A possible source of the earthquake is along the Dehkhargan Fault (also known as the Azarshahr–Tabriz Fault), a left-lateral fault that runs along the northwestern base of the Sahand volcano. This northeast–southwest striking fault extends from the city of Osku to Azarshahr. Some rivers originating from the volcano have been laterally displaced by 200 m at where they cross the fault. The fault's location corresponded with the area of greatest damage from the earthquake, a 40 km long, elongated northeast–southwest trending zone at the western base of Sahand. Based on the length of the damage zone, the fault is inferred to have a similar length. It comprises at least ten individual fault strands that cuts through conglomerate, volcano-sedimentary deposits, and Pliocene and Quaternary limestone. While it is a predominantly strike-slip fault, vertical displacements within the volcanoc landscape also indicate a small component of normal faulting.

==Damage==
Researchers Nicholas Ambraseys and Charles P. Melville reported that the earthquake occurred on a Friday night. The communities of Khosrowshah, Osku and what is now present-day Azarshahr were completely devastated. Nearly all houses and public infrastructures, including historical monuments in Tabriz were razed to the ground. Many public baths and caravansaries were destroyed. A building in the city collapsed and buried many animals that were taking shelter from the winter season. Two important structures, the Masjid-i Ustad-Shagird and Arg of Tabriz suffered heavy damage. A large number of mosques experienced serious damage to their domes and minarets. The shock was also felt in Baghdad. On Sahand, a rockslide was triggered, destroying a village and killing many. Fissures appeared in the ground and erupted water.
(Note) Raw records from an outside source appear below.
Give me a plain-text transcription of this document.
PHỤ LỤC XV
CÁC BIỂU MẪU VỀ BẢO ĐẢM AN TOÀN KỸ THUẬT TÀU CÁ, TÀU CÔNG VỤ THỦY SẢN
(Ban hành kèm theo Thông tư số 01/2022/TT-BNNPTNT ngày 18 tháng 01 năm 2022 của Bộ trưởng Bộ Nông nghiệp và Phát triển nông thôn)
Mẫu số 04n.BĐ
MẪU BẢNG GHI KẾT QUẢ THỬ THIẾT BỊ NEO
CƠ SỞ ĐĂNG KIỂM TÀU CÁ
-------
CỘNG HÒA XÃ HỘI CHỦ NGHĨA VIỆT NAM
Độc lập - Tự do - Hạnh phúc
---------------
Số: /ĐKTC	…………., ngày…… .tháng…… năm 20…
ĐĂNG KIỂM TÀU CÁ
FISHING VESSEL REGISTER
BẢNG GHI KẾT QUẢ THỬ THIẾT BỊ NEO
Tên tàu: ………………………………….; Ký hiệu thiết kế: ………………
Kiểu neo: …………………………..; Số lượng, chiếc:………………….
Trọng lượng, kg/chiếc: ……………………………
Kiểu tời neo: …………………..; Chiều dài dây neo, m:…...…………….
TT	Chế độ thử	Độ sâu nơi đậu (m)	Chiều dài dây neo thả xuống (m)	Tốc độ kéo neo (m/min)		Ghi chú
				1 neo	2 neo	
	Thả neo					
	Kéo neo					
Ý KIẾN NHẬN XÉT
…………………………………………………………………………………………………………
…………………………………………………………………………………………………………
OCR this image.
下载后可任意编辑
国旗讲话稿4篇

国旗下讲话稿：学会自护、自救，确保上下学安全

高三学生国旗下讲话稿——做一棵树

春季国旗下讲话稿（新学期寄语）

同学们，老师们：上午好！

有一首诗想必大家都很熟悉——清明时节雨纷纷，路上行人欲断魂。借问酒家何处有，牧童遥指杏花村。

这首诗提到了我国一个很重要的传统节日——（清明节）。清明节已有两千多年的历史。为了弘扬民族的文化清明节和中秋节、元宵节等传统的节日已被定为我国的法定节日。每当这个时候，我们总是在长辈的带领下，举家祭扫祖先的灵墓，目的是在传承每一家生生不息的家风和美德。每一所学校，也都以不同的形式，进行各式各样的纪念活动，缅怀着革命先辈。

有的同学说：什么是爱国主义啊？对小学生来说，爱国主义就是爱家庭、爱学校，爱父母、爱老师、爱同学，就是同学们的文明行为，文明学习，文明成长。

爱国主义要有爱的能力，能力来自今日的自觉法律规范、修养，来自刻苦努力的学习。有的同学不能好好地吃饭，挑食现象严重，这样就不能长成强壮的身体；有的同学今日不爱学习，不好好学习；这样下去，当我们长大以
The earthquake was misdated to the years 1441, 1049, 1639, 1642, 1646, and 1651. Efforts to recover personal belongings and the dead continued for a month. Aftershocks were felt for six months. In the immediate aftermath of the earthquake, many survivors resided outside the ruins of their homes. Some residents returned to their homes but were killed due to collapses during the aftershocks. During the first two months after the earthquake, up to seven aftershocks were felt in a day.